Saba Saba: Leaders worry about rampant corruption, democracy

Saba Saba riots in 1990. [Photo: File,Standard]

There will be no funfair at the dusty, windswept Kamukunji grounds today. Neither will there be police officers armed with clubs and tear gas canisters guarding the cradle where Kenya’s road and torturous journey to shrug off the excesses of one party state started 28 years ago.

Had it not been for the public cleaning and tree planting in different parts of the city which has been organised by the Nairobi County Government, the day would have passed without any public gathering.

Those who started with tears brought about by heavy police boots, live bullets, long prison spells and torture chambers will never forget  July 7, 1990, when a group of politicians, religious leaders and human right activists stirred the conscience of the nation and kicked off a struggle whose fires would take more than a decade to extinguish.

But some felt that although Kenya was sick and some institutions were in the Intensive Care Unit, its epitaph should not be written just yet for it is not wise to mourn a person simply because he is sick.

Rev Timothy Njoya, the fiery cleric who kicked off the national debate on October 6, 1986, at a time when lecturers were being yanked out of class to detention for contradicting the Government, believes that some institutions have aquitted themselves quite well in a country which has political pluralism, a new Constitution and new system of Government.

“Some people may accuse me of mellowing down but I think on a scale of 100 per cent,  we have achieved 60 per cent. We have created institutions which did not exist and we now have devolved governments. Yes, Kenya is sick, perhaps in the ICU but we do not mourn somebody who is in the ICU. The sick do get better and there is still hope for the country.”

Njoya is however concerned that although the country now has political pluralism which has given us dysfunctional political parties, the country’s national psyche has not changed as citizens have allowed billionaires to own the entities which they now use as vehicles to amass wealth and more power and insulate themselves from scrutiny.

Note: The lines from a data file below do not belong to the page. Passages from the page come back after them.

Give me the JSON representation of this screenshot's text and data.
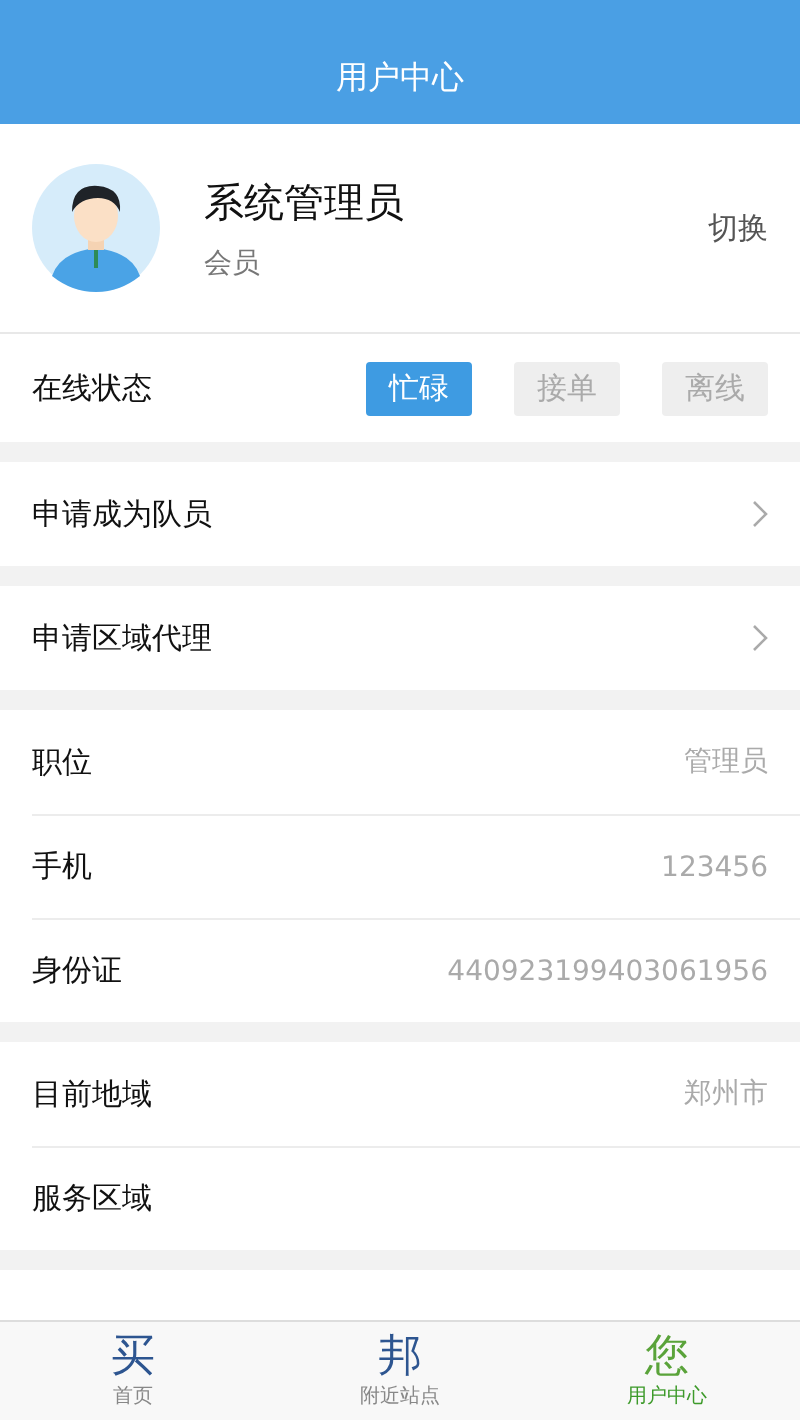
{
  "header": {
    "title": "用户中心"
  },
  "profile": {
    "name": "系统管理员",
    "role": "会员",
    "action": "切换"
  },
  "online_status": {
    "label": "在线状态",
    "options": [
      {
        "label": "忙碌",
        "selected": true
      },
      {
        "label": "接单",
        "selected": false
      },
      {
        "label": "离线",
        "selected": false
      }
    ]
  },
  "sections": [
    [
      {
        "label": "申请成为队员",
        "kind": "link"
      }
    ],
    [
      {
        "label": "申请区域代理",
        "kind": "link"
      }
    ],
    [
      {
        "label": "职位",
        "kind": "value",
        "value": "管理员"
      },
      {
        "label": "手机",
        "kind": "value",
        "value": "123456"
      },
      {
        "label": "身份证",
        "kind": "value",
        "value": "440923199403061956"
      }
    ],
    [
      {
        "label": "目前地域",
        "kind": "value",
        "value": "郑州市"
      },
      {
        "label": "服务区域",
        "kind": "value"
      }
    ]
  ],
  "tab_bar": [
    {
      "icon": "买",
      "label": "首页",
      "selected": false
    },
    {
      "icon": "邦",
      "label": "附近站点",
      "selected": false
    },
    {
      "icon": "您",
      "label": "用户中心",
      "selected": true
    }
  ]
}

The cleric believes some of the institutions are sick although they are not in the ICU. He is convinced some had started showing signs of improvement, citing the Directorate of Public Prosecution, Ethics and Anti Corruption Commission and Judiciary that have waged the current war on graft which has seen senior Government officials arrested and denied bail, a thing which could not happen in the past.

But Omingo Magara, the Centre for Multiparty Democracy (CMD) chairman has a dim view of Kenya’s status, arguing that the space of democracy created by the introduction of multipartyism had been grabbed by politicians.

“We copied some bad manners. The political parties do not have internal democracy and are owned by individuals. The civil societies have been neutered by the Government," he says, adding that "the air of freshness we were looking for in politics is not there. Graft is everywhere and although we changed the monkeys, the forests are still the same."

According to Magara, CMD is shrinking and the number of political parties had dwindled following the swallowing up of some by Jubilee Party in the run up to the last elections while others were muted and civil societies treated as unwanted bodies for creating disruptive political noise.

Mr Magara, who admitted that he also suffered while agitating for multiparty, expressed reservations about how the Political Parties Act passed in 2007 was changed to alter the criteria of funding parties, a development which has further weakened democracy.

Charles Rubia, who alongside Matiba and Raila Odinga, was arrested and detained before July 7 in 1990, told Saturday Standard that although the country is better off now, he is worried by the runaway corruption, warning that if it is not addressed urgently, it would plunge the country into serious political problems.

“The situation today is somehow better. The current problem requires urgent attention from the political class and mwananchi. Otherwise we could get into more trouble. Corruption and tribalism are very real and pose a threat to the country.”

Rubia said that in 1990, there were ugly scenes in Kenya because of repression. He observed that even today, Kenyans must pile pressure on the Government to address corruption.

Another veteran, George Nthenge, who together with Jaramogi, Shikuku, Masinde Muliro and Ahmed Bamariz took over the mantle after the Government crackdown on Saba Saba is also disillusioned about the state of democracy.